GUEST
Reza Aslan, author of "Zealot: The Life and Times of Jesus of Nazareth"
BY IAN MYLCHREEST -- “I’ve been obsessed with Jesus for a very long time,” says author Reza Aslan. He will be speaking about his new book, Zealot: The Life and Times of Jesus of Nazareth, at the Clark County Library on Monday night.
Aslan converted to evangelical Christianity when he was 15 years old but, he says, “When I went to college and began studying the New Testament from an academic perspective, I noticed a big gap between what I was learning about the Jesus of history and what I had been taught about the Christ of faith.”
Much of his new book turns on that distinction between the historical man Jesus, and the religious figure he became after his death. As a woodworker, Jesus would have been on the lowest rung of the social ladder, argues Aslan. He nonetheless challenged the greatest empire in history on behalf of the poor and the downtrodden, and his life created the largest religion in the world.

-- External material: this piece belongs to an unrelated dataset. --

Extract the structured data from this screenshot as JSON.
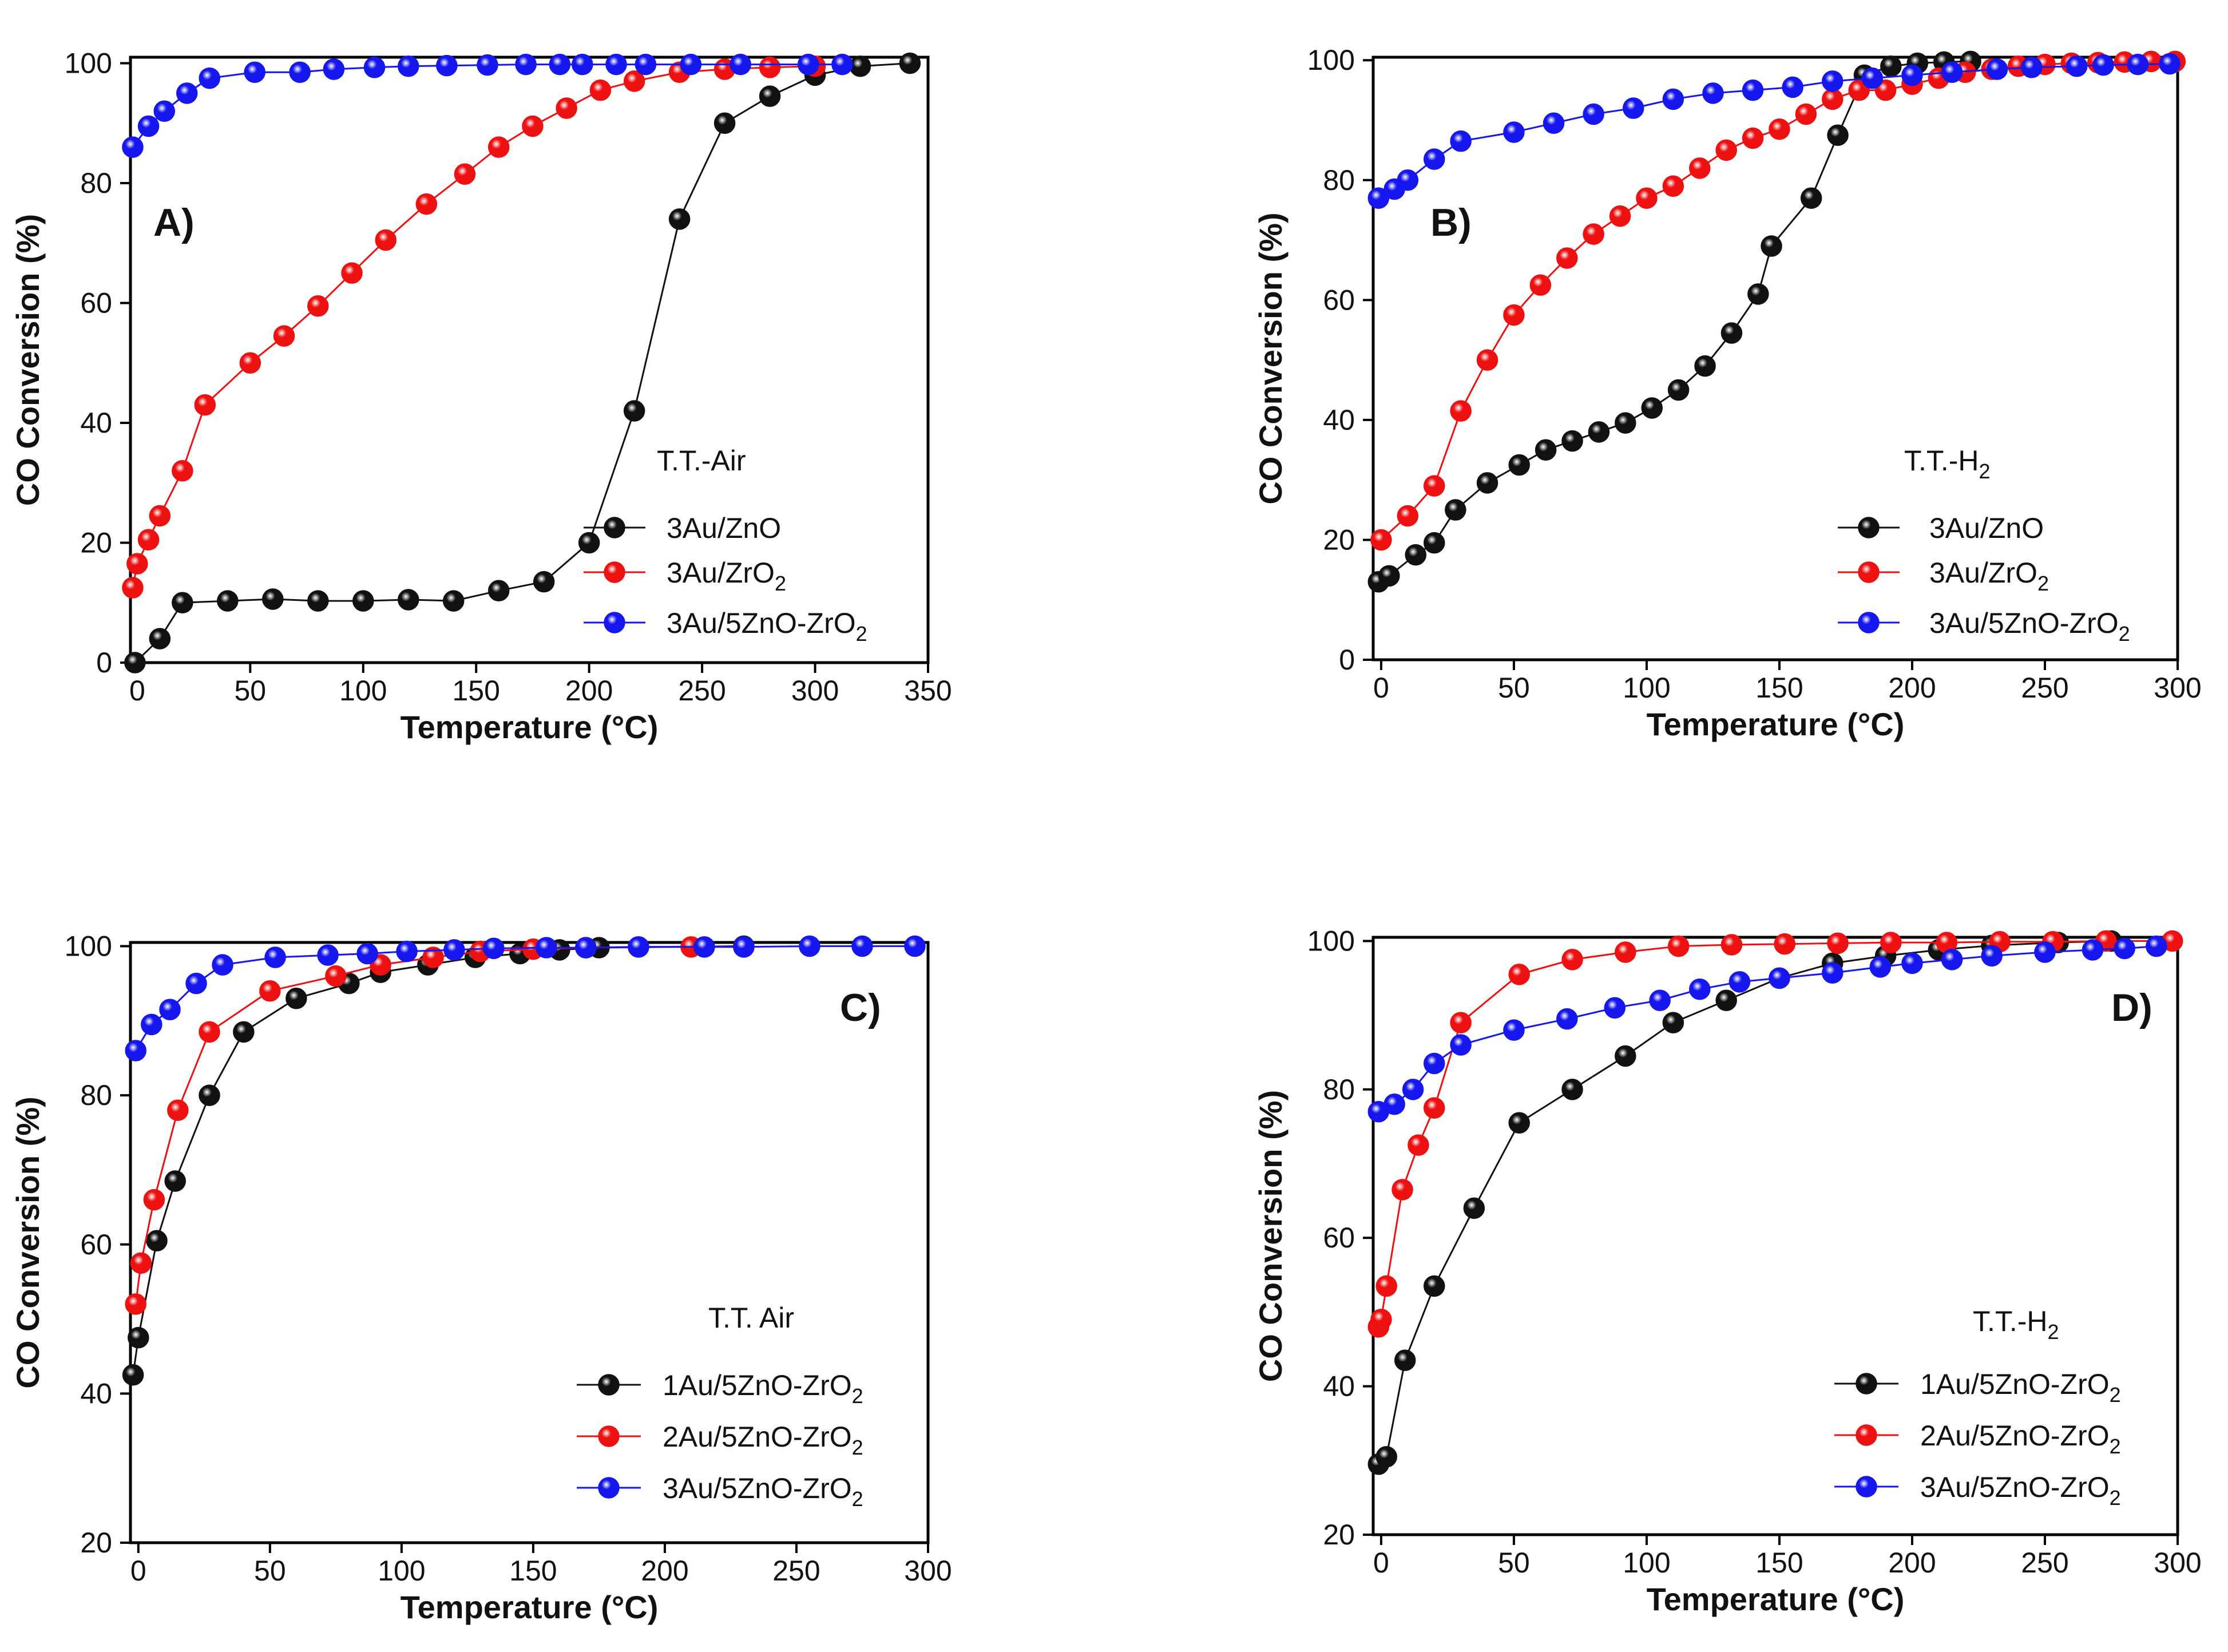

The very fact that Jesus was crucified is evidence that he was a political revolutionary. “Crucifixion under the Roman Imperium was the punishment for treason, for sedition, for insurrection and rebellion, for crimes against the state,” Aslan says. “There was no other crime for which you could be crucified.” And that, he argues, is enough to tell us that Christ was not, as some Christians argue, only concerned with things beyond this world.
Any claim to being the Messiah was a treasonable offense. The claim itself challenged the Roman Empire and the Romans met such claims with overwhelming force. They massacred hundreds, perhaps thousands of Jews in first century Palestine, razed the Jerusalem and destroyed the Temple in 70 C.E. to crush the political rebellion of the Jews.
And part of the explanation for the legacy of Christianity lies in that Roman attack. The earliest Christians, particularly St. Paul, sought to take the political message out of Jesus life. They excised any claims of earthly power or apocalyptic endings to Roman rule and instead remade Jesus as a figure concerned exclusively with the next world. Doing so, Aslan argues, makes Jesus much less than he was in life.